Erdoğan ve danışmanları siyasetlerini gerçekler üzerine hiçbir zaman kurmadılar. Bugün Türk dış politikasının, ekonominin, kültür ve sanatın, dini değerlerdeki gevşemenin, akıllara durgunluk veren yolsuzluk iddialarının, hukukun yok sayılmasının, eğitimin alt üst edilmesinin geldiği nokta bunun böyle olduğunun kanıtı.

Onları kendi seçmenleri gözünde başarılı kılan unsur bir yönlendirme stratejisi olarak algı yönetimi oldu. Genel itibariyle istihbarat birimlerinin ve totaliter rejimlerin kullanmış olduğu bu yöntemi bir nevi modern büyücülük olarak ele almak abartı olmaz. Karşılıklı kabulün olduğu, aslında söyleyenin de dinleyenin de karşılıklı olarak birbirlerinden razı olduğu bir durumdan bahsediyoruz. Her şeye rağmen bir siyasi hareketin oy oranının kırklarda durması Erdoğan’ın kendi iç dünyasına ve hayat anlayışına son derece uyumlu seçmen kitlesi ile başarılı bir iletişim kurduğunun göstergesi değil mi?

Ama gerçekler öyle mi?

İslam dünyasında insanlar birbirleriyle espri yaparken “one minute” diye dalga geçer hale gelmiş. Bütün baskılara rağmen Afrika’nın aç ve yoksul insanları Türk okullarının kapatılması isteklerine daha fazla açma kararı alarak meydan okuyorlar. Yani aslında AKP’nin temsil ettiği siyasi iradeyi çok da ciddiye almadıklarını gösteriyorlar. Değil dünya liderliği susuz çöllerde bir kervanbaşçılığı bile vermiyorlar.

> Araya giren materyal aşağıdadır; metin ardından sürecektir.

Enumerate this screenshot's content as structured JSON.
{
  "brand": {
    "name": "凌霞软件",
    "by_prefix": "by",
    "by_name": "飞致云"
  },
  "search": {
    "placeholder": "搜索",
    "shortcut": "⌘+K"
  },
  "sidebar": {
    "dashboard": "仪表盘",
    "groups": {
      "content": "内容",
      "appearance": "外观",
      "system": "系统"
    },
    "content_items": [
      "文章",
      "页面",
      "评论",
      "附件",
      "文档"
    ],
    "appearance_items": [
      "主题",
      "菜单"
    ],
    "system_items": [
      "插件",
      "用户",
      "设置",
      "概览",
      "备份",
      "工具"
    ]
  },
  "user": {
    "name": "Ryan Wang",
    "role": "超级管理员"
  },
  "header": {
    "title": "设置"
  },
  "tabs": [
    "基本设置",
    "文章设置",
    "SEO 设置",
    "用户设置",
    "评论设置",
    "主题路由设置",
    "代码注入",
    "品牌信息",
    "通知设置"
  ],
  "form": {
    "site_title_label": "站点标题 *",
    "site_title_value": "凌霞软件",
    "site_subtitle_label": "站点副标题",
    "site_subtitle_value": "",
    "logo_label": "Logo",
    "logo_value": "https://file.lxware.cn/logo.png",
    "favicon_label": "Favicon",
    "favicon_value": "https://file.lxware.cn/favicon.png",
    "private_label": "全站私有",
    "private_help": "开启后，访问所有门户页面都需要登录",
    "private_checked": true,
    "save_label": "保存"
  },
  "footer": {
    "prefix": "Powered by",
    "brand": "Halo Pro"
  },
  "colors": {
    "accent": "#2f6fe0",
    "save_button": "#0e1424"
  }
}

Modern Batı demokrasilerinde üst üste Türkiye’nin hızla demokrasiden uzaklaştığına dair yazılar kaleme alınıyor. Yine bu devletlerin istihbarat birimlerinin Türkiye’nin en kılcal damalarına kadar yaptığı dinlemelere bir şey diyemeyen Türk hükümeti evde çocuklarını ve hanımını döverken dışarıda mahallenin delikanlıları karşısında sus pus olan garip erkekleri hatırlatıyor.

Dün “Ey Obama!” diye naralar atan ve buna son derece müsait olan seçmenine güç gösteri yapan hükümet, IŞİD’in petrol sorumlusunun baskın ile öldürülmesinden sonra evinde ele geçirilen evraklarda her ne bulundu ise, dinlemelerde neler kayıt altına alındı ise İncirlik’i ABD operasyonlarına açmakta tereddüt etmiyor.

Mavi Marmara Olayı nedeni ile cemaatin ileri gelenlerine demediğini bırakmayan, hatta bu insanları Mossad ajanı olmakla suçlayanlar, Türk savcılarının bu baskına katılmış İsrailli askerler ile ilgili açtığı davaya köstek oluyor. Bilal Erdoğan’ın şirketinin İsrail ile giriştiği ticari ilişkiler almış başını gidiyor.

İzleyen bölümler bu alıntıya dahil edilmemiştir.